- Authors: Gene Weingarten; Dan Weingarten;
- Illustrator: David Clark
- Website: www.gocomics.com/barneyandclyde
- Current status/schedule: Ongoing daily
- Launch date: June 7, 2010
- Syndicate(s): Counterpoint Media (2023–present) The Washington Post Writers Group (2010–2023)
- Genres: Humor; friendship; family;

= Barney & Clyde =

Daily newspaper comic strip

Barney & Clyde is a daily newspaper comic strip created by Washington Post columnist Gene Weingarten, his son Dan Weingarten, and cartoonist David Clark. Originally syndicated by The Washington Post Writers Group, it debuted on June 7, 2010. Barney & Clyde appears in The Washington Post, The Miami Herald, The Detroit Free Press and many other newspapers.

== History ==
On Father's Day 2010, Gene Weingarten wrote about how their collaboration began.

In 2011, Florida resident Horace LaBadie began suggesting scripts to the creators. In time, he became a frequent contributor to the strip.

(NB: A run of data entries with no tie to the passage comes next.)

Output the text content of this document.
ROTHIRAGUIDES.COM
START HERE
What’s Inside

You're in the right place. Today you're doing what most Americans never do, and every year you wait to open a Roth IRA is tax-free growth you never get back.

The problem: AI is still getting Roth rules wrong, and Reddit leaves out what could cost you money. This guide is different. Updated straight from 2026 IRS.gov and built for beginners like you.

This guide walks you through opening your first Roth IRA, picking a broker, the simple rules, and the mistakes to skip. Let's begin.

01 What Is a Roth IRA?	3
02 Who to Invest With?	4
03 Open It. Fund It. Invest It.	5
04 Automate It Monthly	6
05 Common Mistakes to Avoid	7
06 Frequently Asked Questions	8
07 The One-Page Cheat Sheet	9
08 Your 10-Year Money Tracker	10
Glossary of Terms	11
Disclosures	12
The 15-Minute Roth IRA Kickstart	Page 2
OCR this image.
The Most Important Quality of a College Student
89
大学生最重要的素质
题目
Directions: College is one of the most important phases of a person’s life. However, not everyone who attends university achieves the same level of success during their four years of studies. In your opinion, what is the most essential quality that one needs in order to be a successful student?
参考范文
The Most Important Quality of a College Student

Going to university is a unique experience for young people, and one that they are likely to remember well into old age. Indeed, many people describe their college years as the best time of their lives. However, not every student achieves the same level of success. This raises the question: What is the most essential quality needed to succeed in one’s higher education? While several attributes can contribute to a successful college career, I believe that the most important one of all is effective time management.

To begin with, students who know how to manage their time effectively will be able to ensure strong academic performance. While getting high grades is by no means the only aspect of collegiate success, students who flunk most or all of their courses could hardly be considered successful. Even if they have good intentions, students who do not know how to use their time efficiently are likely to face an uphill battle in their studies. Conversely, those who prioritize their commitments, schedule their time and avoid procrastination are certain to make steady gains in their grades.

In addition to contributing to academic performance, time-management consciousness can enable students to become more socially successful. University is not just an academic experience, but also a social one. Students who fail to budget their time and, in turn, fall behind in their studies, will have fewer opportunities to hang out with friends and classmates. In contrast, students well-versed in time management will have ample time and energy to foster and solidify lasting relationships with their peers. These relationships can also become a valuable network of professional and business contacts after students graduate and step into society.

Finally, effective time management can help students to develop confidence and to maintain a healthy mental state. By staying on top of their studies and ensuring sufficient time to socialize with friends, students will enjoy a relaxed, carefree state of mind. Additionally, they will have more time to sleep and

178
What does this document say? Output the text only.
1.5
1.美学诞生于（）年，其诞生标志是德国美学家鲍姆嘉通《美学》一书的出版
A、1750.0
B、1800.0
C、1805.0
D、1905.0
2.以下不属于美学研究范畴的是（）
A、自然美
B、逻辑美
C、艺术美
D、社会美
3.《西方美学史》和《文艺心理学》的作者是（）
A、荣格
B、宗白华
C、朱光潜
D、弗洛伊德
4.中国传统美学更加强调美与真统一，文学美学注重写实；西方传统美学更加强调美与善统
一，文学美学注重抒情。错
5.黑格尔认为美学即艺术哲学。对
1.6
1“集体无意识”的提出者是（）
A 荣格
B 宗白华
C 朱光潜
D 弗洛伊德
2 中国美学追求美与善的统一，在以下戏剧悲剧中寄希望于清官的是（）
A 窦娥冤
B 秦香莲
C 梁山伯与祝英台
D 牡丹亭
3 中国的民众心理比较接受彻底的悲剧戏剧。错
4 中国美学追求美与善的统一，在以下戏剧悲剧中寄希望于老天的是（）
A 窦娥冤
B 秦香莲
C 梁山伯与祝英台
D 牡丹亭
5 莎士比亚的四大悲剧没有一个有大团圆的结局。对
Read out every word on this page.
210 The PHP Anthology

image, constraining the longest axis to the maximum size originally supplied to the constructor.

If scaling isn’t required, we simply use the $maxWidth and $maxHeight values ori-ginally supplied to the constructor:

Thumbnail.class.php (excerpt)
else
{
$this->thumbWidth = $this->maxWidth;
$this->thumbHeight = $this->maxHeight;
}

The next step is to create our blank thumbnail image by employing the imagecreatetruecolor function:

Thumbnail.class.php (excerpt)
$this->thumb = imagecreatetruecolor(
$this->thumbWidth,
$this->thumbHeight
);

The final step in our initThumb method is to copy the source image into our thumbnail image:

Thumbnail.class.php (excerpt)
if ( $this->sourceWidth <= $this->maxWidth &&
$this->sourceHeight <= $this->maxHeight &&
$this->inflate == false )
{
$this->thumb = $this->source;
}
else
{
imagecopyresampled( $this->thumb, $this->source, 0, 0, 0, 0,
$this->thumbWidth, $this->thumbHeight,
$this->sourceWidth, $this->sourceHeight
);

In 2022, The Washington Post Writers Group announced it was winding down its comic strip business; Barney & Clyde eventually was picked up for syndication by Counterpoint Media.

==Characters==
Barney & Clyde is about the friendship between a billionaire and a homeless man.

Title characters:

- J. Barnard (Barney) Pillsbury -- owner and CEO of multinational drug company Pillsbury Pharmaceuticals.
- Clyde Finster -- a homeless man. Clyde cares for a rabbit named Adolf (in honor of Adolf of Osnabrück, the patron saint of alms and charity for the poor). When panhandling, Clyde refers to Adolf by his stage name, Fluffykins McNeedsahug. On April 21, 2025, Clyde announced that Adolf had died. On August 22, 2025, Clyde has a new rabbit, Baroness Helga von Schicklgruber, aka Crinklenose O'Sparklepants.

Barney's family:

- Lucretia Pillsbury -- Barney's second (and current) wife.
- Cynthia Pillsbury -- Barney's 11-year-old daughter from his first marriage.
- Eb Pillsbury -- Barney's father, who has memory issues. He has a robotic dog, Webster.

Additional characters (alphabetical):

- Charles -- Barney and Lucretia's chauffeur.
- Consuela -- Barney and Lucretia's housekeeper.
- Dabney Mountbatten IV -- Clyde's homeless friend.
- Duane Butkis -- an assistant to Barney at his pharmaceutical company.
- Horace -- a street denizen who tells arcane jokes other characters do not understand.
- Ms. Foxx -- an assistant to Barney at his pharmaceutical company.
- Ms. Lanham -- Cynthia's teacher.
- Rachel Jones -- principal at Cynthia's school.